Sevgili kitap dostlarım bugün karşınıza farklı bir eserle geldim. Okuduğuma mutlu olduğum ve bana farklı bakış açısı kazandıran bu kitap için yorumumu yazmaktan sevinç duyuyorum.
Sanrı; içerisinde 20’nin üzerinde konu başlığı bulunan bir eser. Hepsi birbirinden farklı ve özgün yazılar Cemal Bey’in hayatından büyük izler taşıyor.

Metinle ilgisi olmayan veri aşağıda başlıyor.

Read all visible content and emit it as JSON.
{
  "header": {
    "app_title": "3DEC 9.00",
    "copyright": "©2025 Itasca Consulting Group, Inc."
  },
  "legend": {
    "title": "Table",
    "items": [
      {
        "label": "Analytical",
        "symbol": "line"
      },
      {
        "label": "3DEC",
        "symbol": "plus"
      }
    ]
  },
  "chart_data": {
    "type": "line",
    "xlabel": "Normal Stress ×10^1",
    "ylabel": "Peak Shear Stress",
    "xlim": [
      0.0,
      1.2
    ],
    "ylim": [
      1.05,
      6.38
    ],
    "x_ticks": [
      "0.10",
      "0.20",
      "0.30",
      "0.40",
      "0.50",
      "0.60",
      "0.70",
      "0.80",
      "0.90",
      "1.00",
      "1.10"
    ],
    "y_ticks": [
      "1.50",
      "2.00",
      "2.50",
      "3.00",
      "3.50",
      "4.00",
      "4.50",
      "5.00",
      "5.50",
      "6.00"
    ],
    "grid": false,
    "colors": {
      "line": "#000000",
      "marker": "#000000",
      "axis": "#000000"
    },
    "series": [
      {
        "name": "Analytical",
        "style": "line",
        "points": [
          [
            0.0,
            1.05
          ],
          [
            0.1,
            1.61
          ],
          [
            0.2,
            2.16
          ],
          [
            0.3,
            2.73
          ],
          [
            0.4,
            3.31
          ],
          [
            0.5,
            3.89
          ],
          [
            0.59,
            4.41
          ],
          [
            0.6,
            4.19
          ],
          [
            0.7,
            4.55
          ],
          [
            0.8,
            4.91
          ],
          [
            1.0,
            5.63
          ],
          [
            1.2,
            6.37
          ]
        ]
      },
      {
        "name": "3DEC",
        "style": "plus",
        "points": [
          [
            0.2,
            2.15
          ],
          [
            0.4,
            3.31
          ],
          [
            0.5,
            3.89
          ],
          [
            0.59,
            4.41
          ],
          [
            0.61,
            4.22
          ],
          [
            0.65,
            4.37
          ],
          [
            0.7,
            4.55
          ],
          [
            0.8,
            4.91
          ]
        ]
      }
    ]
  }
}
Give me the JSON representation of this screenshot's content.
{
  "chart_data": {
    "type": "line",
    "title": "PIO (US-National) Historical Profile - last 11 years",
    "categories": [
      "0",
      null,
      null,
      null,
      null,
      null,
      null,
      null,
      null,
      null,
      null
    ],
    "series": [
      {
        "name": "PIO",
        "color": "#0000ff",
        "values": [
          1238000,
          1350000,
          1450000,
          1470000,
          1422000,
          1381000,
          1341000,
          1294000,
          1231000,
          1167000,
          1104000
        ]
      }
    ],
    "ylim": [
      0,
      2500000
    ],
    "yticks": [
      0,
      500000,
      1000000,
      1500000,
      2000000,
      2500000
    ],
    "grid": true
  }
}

Kendisi yıllar önce hissettiklerini şimdiki kelimeleri ile harmanlamış ve okuyuculara Sanrı’yı sunmuş.
Yeraltı edebiyatına mensup eserde tabii ki kara mizah, içsel yolculuklar, geçmişin şimdiki zaman ile halüsinasyonu ve hayatın ‘’sanrısı’’ var. Kasvet, depresyon ve kayıplar var. En sevdiklerini bir gece ansızın kaybeden yazarın acıları var.
Her konu başlığında farklı bir tür ve duygu içeriyor. Kitabın içerisinde deneme, anı ve psikolojik tahlil bile var. Betimleme/ öyküleme konusunda okuyucuyu sıkmadan aksine merakta bırakan yazıları ile yazar okuyucuya bir okuma şöleni yaratıyor.
Böyle dolu dolu olunca, her duyguyu barındırınca haliyle her sayfa başka bir tatta. Okudukça kelimeleri, anlıyorsunuz sanrıdakileri. Üstelik oldukça yalın dili ama çok şey aktarıyor cümleleri.
İncecik kitaba bu kadar çok şey sığdırmak marifettir bence, bunu başaran yazara sevgilerlerle.